I won’t live somewhere else than Peter. And he wouldn’t either. Would you, Peter?’
They all looked at Peter. He was leaning against the mantelpiece. His hands were in his pockets and he was staring at the floor, not seeming interested in what was going on. Santa could not see him clearly because she was crying so hard that everything was out of focus. But she felt a cold feeling inside. Peter was not going to fight. Ordinarily he was so much more quickly angry than she was that if he were going to be angry he would have been by now. Mr Stibbings looked at him with approval.
‘Peter is sensible, Santa. He knows what must be must be.’
Peter looked up, then he came over to the table and stood beside Santa.
‘That’s right, sir.’ As he spoke he dug his elbow into Santa’s side. If ever a dig in the ribs meant ‘Don’t be a fool, trust me’, that one did. He turned to Mrs Ford: ‘I shouldn’t worry. I expect it won’t be bad at Saint Bernard’s Home for Boys and Santa will get used to Saint Winifred’s Orphanage. Won’t you, Santa?’
After the dig in the ribs Santa felt better, and she knew, from the way he said that, she would not mind when she understood, that he had a plan, and she guessed it would help if she seemed to cheer up. She dried her eyes.
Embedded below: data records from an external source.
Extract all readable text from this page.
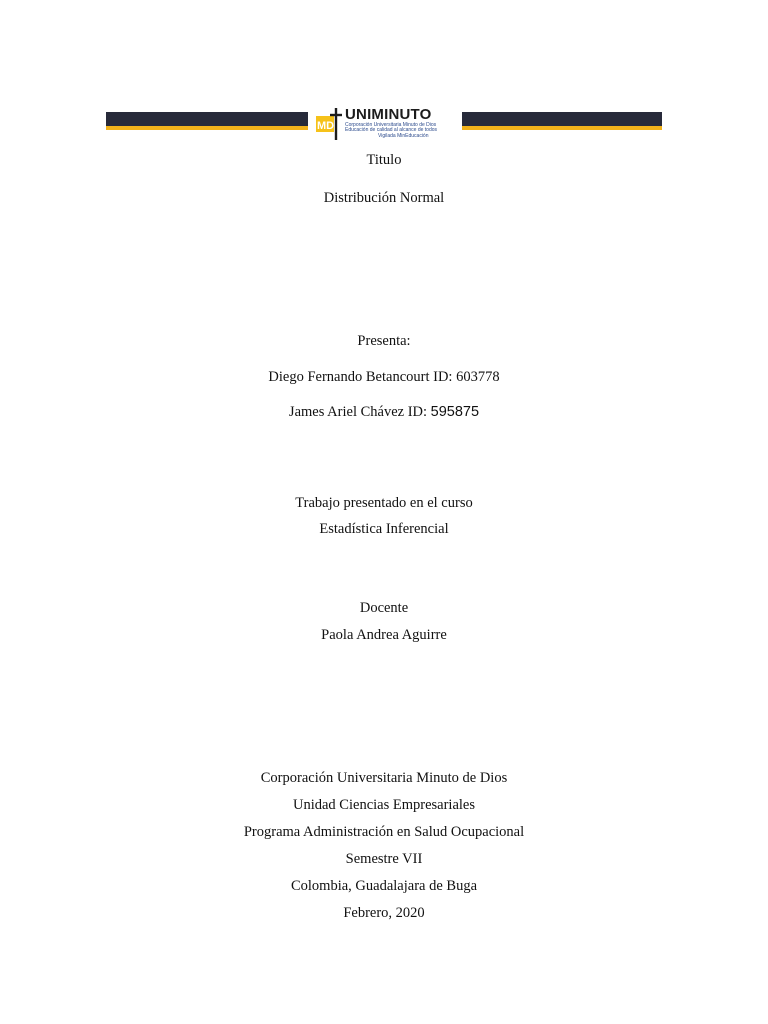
MD
UNIMINUTO
Corporación Universitaria Minuto de Dios
Educación de calidad al alcance de todos
Vigilada MinEducación
Titulo
Distribución Normal
Presenta:
Diego Fernando Betancourt ID: 603778
James Ariel Chávez ID: 595875
Trabajo presentado en el curso
Estadística Inferencial
Docente
Paola Andrea Aguirre
Corporación Universitaria Minuto de Dios
Unidad Ciencias Empresariales
Programa Administración en Salud Ocupacional
Semestre VII
Colombia, Guadalajara de Buga
Febrero, 2020
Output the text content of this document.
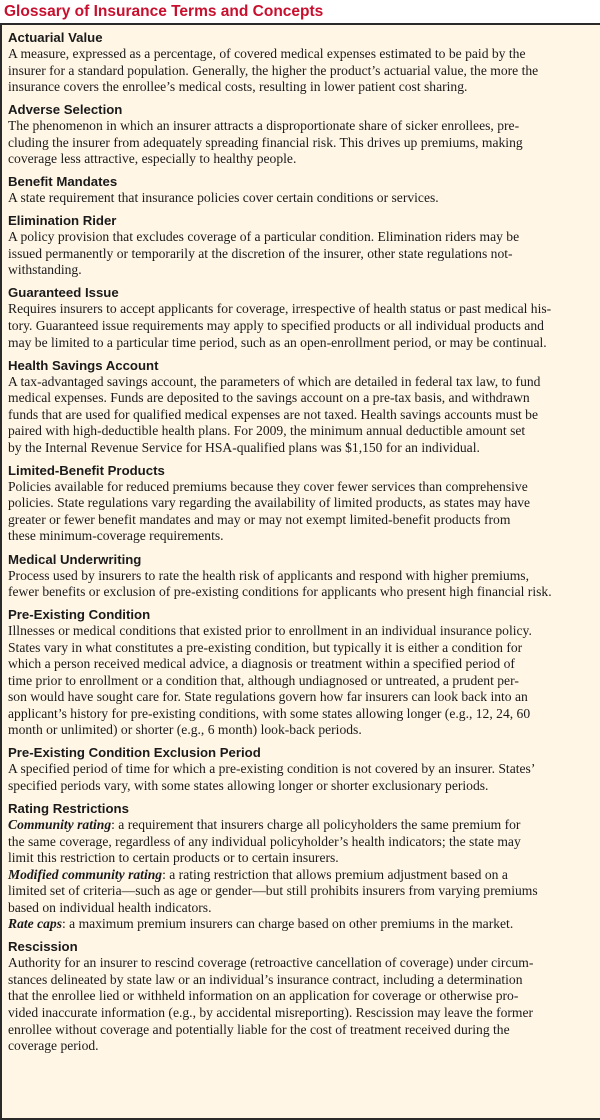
Glossary of Insurance Terms and Concepts
Actuarial Value
A measure, expressed as a percentage, of covered medical expenses estimated to be paid by the
insurer for a standard population. Generally, the higher the product’s actuarial value, the more the
insurance covers the enrollee’s medical costs, resulting in lower patient cost sharing.
Adverse Selection
The phenomenon in which an insurer attracts a disproportionate share of sicker enrollees, pre-
cluding the insurer from adequately spreading financial risk. This drives up premiums, making
coverage less attractive, especially to healthy people.
Benefit Mandates
A state requirement that insurance policies cover certain conditions or services.
Elimination Rider
A policy provision that excludes coverage of a particular condition. Elimination riders may be
issued permanently or temporarily at the discretion of the insurer, other state regulations not-
withstanding.
Guaranteed Issue
Requires insurers to accept applicants for coverage, irrespective of health status or past medical his-
tory. Guaranteed issue requirements may apply to specified products or all individual products and
may be limited to a particular time period, such as an open-enrollment period, or may be continual.
Health Savings Account
A tax-advantaged savings account, the parameters of which are detailed in federal tax law, to fund
medical expenses. Funds are deposited to the savings account on a pre-tax basis, and withdrawn
funds that are used for qualified medical expenses are not taxed. Health savings accounts must be
paired with high-deductible health plans. For 2009, the minimum annual deductible amount set
by the Internal Revenue Service for HSA-qualified plans was $1,150 for an individual.
Limited-Benefit Products
Policies available for reduced premiums because they cover fewer services than comprehensive
policies. State regulations vary regarding the availability of limited products, as states may have
greater or fewer benefit mandates and may or may not exempt limited-benefit products from
these minimum-coverage requirements.
Medical Underwriting
Process used by insurers to rate the health risk of applicants and respond with higher premiums,
fewer benefits or exclusion of pre-existing conditions for applicants who present high financial risk.
Pre-Existing Condition
Illnesses or medical conditions that existed prior to enrollment in an individual insurance policy.
States vary in what constitutes a pre-existing condition, but typically it is either a condition for
which a person received medical advice, a diagnosis or treatment within a specified period of
time prior to enrollment or a condition that, although undiagnosed or untreated, a prudent per-
son would have sought care for. State regulations govern how far insurers can look back into an
applicant’s history for pre-existing conditions, with some states allowing longer (e.g., 12, 24, 60
month or unlimited) or shorter (e.g., 6 month) look-back periods.
Pre-Existing Condition Exclusion Period
A specified period of time for which a pre-existing condition is not covered by an insurer. States’
specified periods vary, with some states allowing longer or shorter exclusionary periods.
Rating Restrictions
Community rating: a requirement that insurers charge all policyholders the same premium for
the same coverage, regardless of any individual policyholder’s health indicators; the state may
limit this restriction to certain products or to certain insurers.
Modified community rating: a rating restriction that allows premium adjustment based on a
limited set of criteria—such as age or gender—but still prohibits insurers from varying premiums
based on individual health indicators.
Rate caps: a maximum premium insurers can charge based on other premiums in the market.
Rescission
Authority for an insurer to rescind coverage (retroactive cancellation of coverage) under circum-
stances delineated by state law or an individual’s insurance contract, including a determination
that the enrollee lied or withheld information on an application for coverage or otherwise pro-
vided inaccurate information (e.g., by accidental misreporting). Rescission may leave the former
enrollee without coverage and potentially liable for the cost of treatment received during the
coverage period.
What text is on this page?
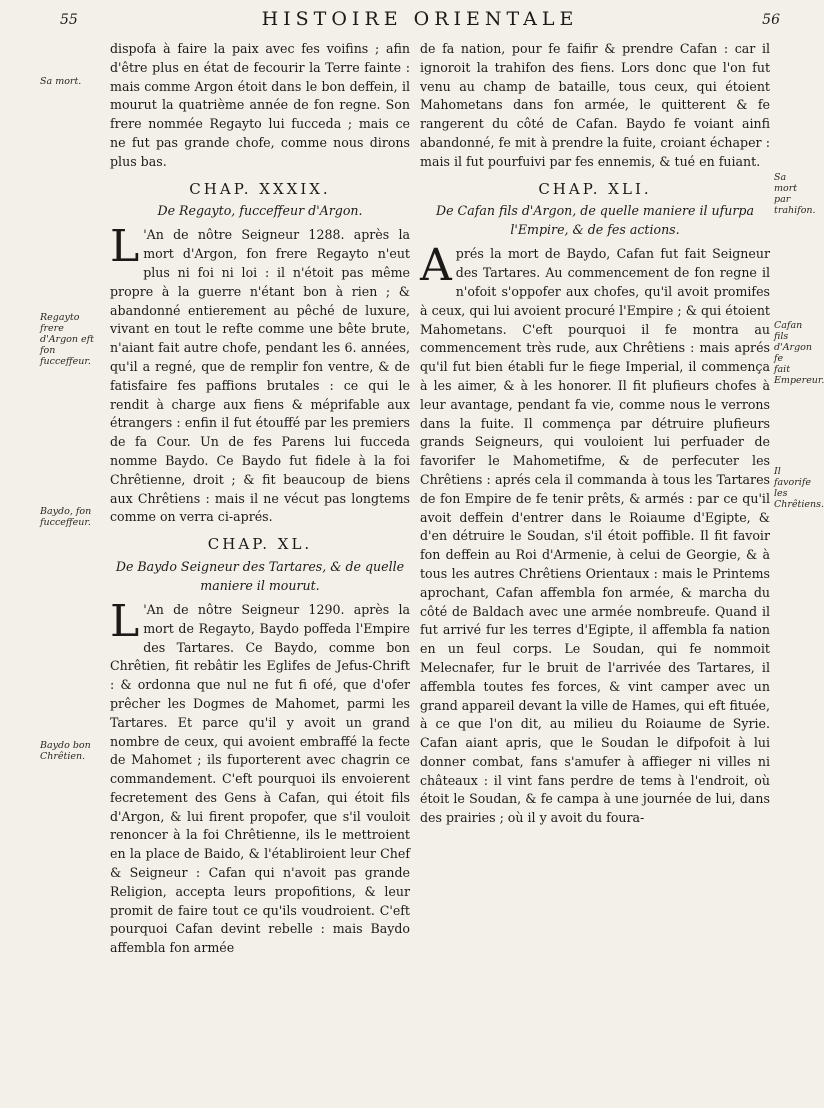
55	HISTOIRE ORIENTALE	56
Sa mort.
Regayto frere d'Argon eft fon fucceffeur.
Baydo, fon fucceffeur.
Baydo bon Chrêtien.

dispofa à faire la paix avec fes voifins ; afin d'être plus en état de fecourir la Terre fainte : mais comme Argon étoit dans le bon deffein, il mourut la quatrième année de fon regne. Son frere nommée Regayto lui fucceda ; mais ce ne fut pas grande chofe, comme nous dirons plus bas.

CHAP. XXXIX.
De Regayto, fucceffeur d'Argon.

L 'An de nôtre Seigneur 1288. après la mort d'Argon, fon frere Regayto n'eut plus ni foi ni loi : il n'étoit pas même propre à la guerre n'étant bon à rien ; & abandonné entierement au pêché de luxure, vivant en tout le refte comme une bête brute, n'aiant fait autre chofe, pendant les 6. années, qu'il a regné, que de remplir fon ventre, & de fatisfaire fes paffions brutales : ce qui le rendit à charge aux fiens & méprifable aux étrangers : enfin il fut étouffé par les premiers de fa Cour. Un de fes Parens lui fucceda nomme Baydo. Ce Baydo fut fidele à la foi Chrêtienne, droit ; & fit beaucoup de biens aux Chrêtiens : mais il ne vécut pas longtems comme on verra ci-aprés.

CHAP. XL.
De Baydo Seigneur des Tartares, & de quelle maniere il mourut.

L 'An de nôtre Seigneur 1290. après la mort de Regayto, Baydo poffeda l'Empire des Tartares. Ce Baydo, comme bon Chrêtien, fit rebâtir les Eglifes de Jefus-Chrift : & ordonna que nul ne fut fi ofé, que d'ofer prêcher les Dogmes de Mahomet, parmi les Tartares. Et parce qu'il y avoit un grand nombre de ceux, qui avoient embraffé la fecte de Mahomet ; ils fuporterent avec chagrin ce commandement. C'eft pourquoi ils envoierent fecretement des Gens à Cafan, qui étoit fils d'Argon, & lui firent propofer, que s'il vouloit renoncer à la foi Chrêtienne, ils le mettroient en la place de Baido, & l'établiroient leur Chef & Seigneur : Cafan qui n'avoit pas grande Religion, accepta leurs propofitions, & leur promit de faire tout ce qu'ils voudroient. C'eft pourquoi Cafan devint rebelle : mais Baydo affembla fon armée

de fa nation, pour fe faifir & prendre Cafan : car il ignoroit la trahifon des fiens. Lors donc que l'on fut venu au champ de bataille, tous ceux, qui étoient Mahometans dans fon armée, le quitterent & fe rangerent du côté de Cafan. Baydo fe voiant ainfi abandonné, fe mit à prendre la fuite, croiant échaper : mais il fut pourfuivi par fes ennemis, & tué en fuiant.

CHAP. XLI.
De Cafan fils d'Argon, de quelle maniere il ufurpa l'Empire, & de fes actions.

Aprés la mort de Baydo, Cafan fut fait Seigneur des Tartares. Au commencement de fon regne il n'ofoit s'oppofer aux chofes, qu'il avoit promifes à ceux, qui lui avoient procuré l'Empire ; & qui étoient Mahometans. C'eft pourquoi il fe montra au commencement très rude, aux Chrêtiens : mais aprés qu'il fut bien établi fur le fiege Imperial, il commença à les aimer, & à les honorer. Il fit plufieurs chofes à leur avantage, pendant fa vie, comme nous le verrons dans la fuite. Il commença par détruire plufieurs grands Seigneurs, qui vouloient lui perfuader de favorifer le Mahometifme, & de perfecuter les Chrêtiens : aprés cela il commanda à tous les Tartares de fon Empire de fe tenir prêts, & armés : par ce qu'il avoit deffein d'entrer dans le Roiaume d'Egipte, & d'en détruire le Soudan, s'il étoit poffible. Il fit favoir fon deffein au Roi d'Armenie, à celui de Georgie, & à tous les autres Chrêtiens Orientaux : mais le Printems aprochant, Cafan affembla fon armée, & marcha du côté de Baldach avec une armée nombreufe. Quand il fut arrivé fur les terres d'Egipte, il affembla fa nation en un feul corps. Le Soudan, qui fe nommoit Melecnafer, fur le bruit de l'arrivée des Tartares, il affembla toutes fes forces, & vint camper avec un grand appareil devant la ville de Hames, qui eft fituée, à ce que l'on dit, au milieu du Roiaume de Syrie. Cafan aiant apris, que le Soudan le difpofoit à lui donner combat, fans s'amufer à affieger ni villes ni châteaux : il vint fans perdre de tems à l'endroit, où étoit le Soudan, & fe campa à une journée de lui, dans des prairies ; où il y avoit du foura-

Sa mort par trahifon.
Cafan fils d'Argon fe fait Empereur.
Il favorife les Chrêtiens.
‘No. I suppose it will be all right. It was just I was so surprised. I had never thought of us not going together.’ As she said this she could not help a wobble in her voice. She was sure Peter meant to do something, but after all they were only children, and probably police and people like that would be on the side of Mr Stibbings, Mrs Ford, Madame Tranchot, Miss Fane, Saint Bernard’s and Saint Winifred’s. She tried to look brave, but she did not feel it.
Peter pulled two chairs up to the table. He pushed Santa into one and he sat on the other.
‘There’s just one or two things, sir. When do we go?’
Mr Stibbings looked at Mrs Ford, Mrs Ford looked at Madame Tranchot, Madame Tranchot looked at Miss Fane. They all looked embarrassed. Mr Stibbings cleared his throat.